The bus was carrying a group of about 40 students and five chaperones from Oak Hill Middle School in Newton, Massachusetts, Principal Marvin Shapiro told WBZ-AM in Boston. The students, all band members from the seventh and eighth grades, were traveling to Halifax to play for a middle school that had visited them last year, and to play in a band festival over the weekend.
The accident happened about 5:15 a.m., Crowdis said. Shapiro said one of the chaperones told him most of the passengers were asleep when the accident occurred.
"This is a tragedy," Shapiro told WBZ. "We just have to pull ourselves together and be supportive of the kids."
At the accident scene, investigators combed through papers and debris littering the side of the highway. The left side of the bus was smeared with mud and grass, indicating it had fallen onto its side. Windows and luggage compartment doors were also missing or smashed.
The four killed were students from the seventh and eighth grades, said Newton Public School Superintendent Jeffrey Young. He identified them as eighth-grader Mellissa Leung and seventh-graders Kayla Rosenberg, Greg Chan, and Stephen Glidden.
Crowdis said authorities initially believed a fifth person had been killed because the student was pinned underneath the overturned bus and had serious injuries.

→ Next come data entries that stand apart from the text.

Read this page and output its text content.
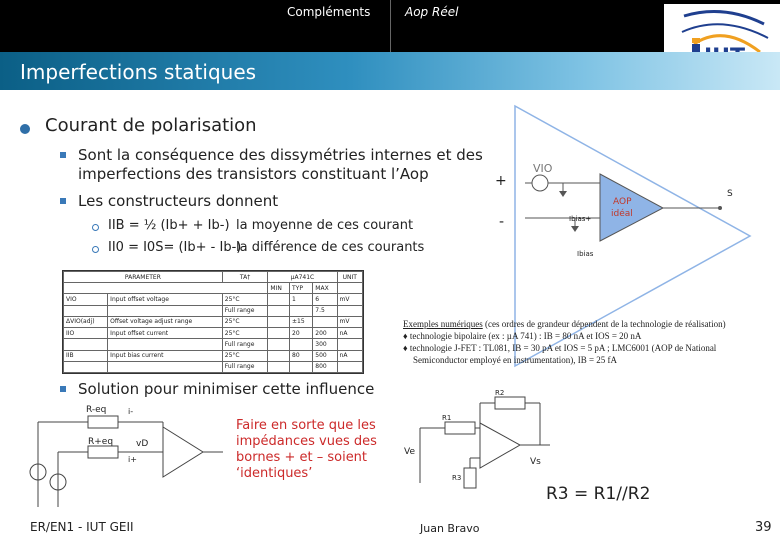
Compléments	Aop Réel
Imperfections statiques
Courant de polarisation
Sont la conséquence des dissymétries internes et des
imperfections des transistors constituant l’Aop
Les constructeurs donnent
IIB = ½ (Ib+ + Ib-) la moyenne de ces courant
II0 = I0S= (Ib+ - Ib-)
la différence de ces courants
VIO
+
-
AOP
idéal
S
Ibias+
Ibias
PARAMETER		TA†	µA741C			UNIT
			MIN	TYP	MAX	
VIO	Input offset voltage	25°C		1	6	mV
		Full range			7.5	
ΔVIO(adj)	Offset voltage adjust range	25°C		±15		mV
IIO	Input offset current	25°C		20	200	nA
		Full range			300	
IIB	Input bias current	25°C		80	500	nA
		Full range			800	
Exemples numériques (ces ordres de grandeur dépendent de la technologie de réalisation)
♦ technologie bipolaire (ex : µA 741) : IB = 80 nA et IOS = 20 nA
♦ technologie J-FET : TL081, IB = 30 pA et IOS = 5 pA ; LMC6001 (AOP de National
Semiconductor employé en instrumentation), IB = 25 fA
Solution pour minimiser cette influence
R-eq
R+eq	vD
i-
i+
Faire en sorte que les impédances vues des bornes + et – soient ‘identiques’
R2
R1
R3
Ve
Vs
R3 = R1//R2
ER/EN1 - IUT GEII	Juan Bravo	39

Newton Public School Superintendent Jeffrey Young said counselors, teachers and clergy members were at the school providing counseling and support for the school community. The school was in session Friday, and would be open through the weekend staffed with crisis counselors, he said.
"Kids react in different ways," Shapiro said. "Some are very sad and crying; others are shocked. It runs the entire gamut."
Young said Air Canada and several private pilots had offered to fly parents and students from Boston to Canada.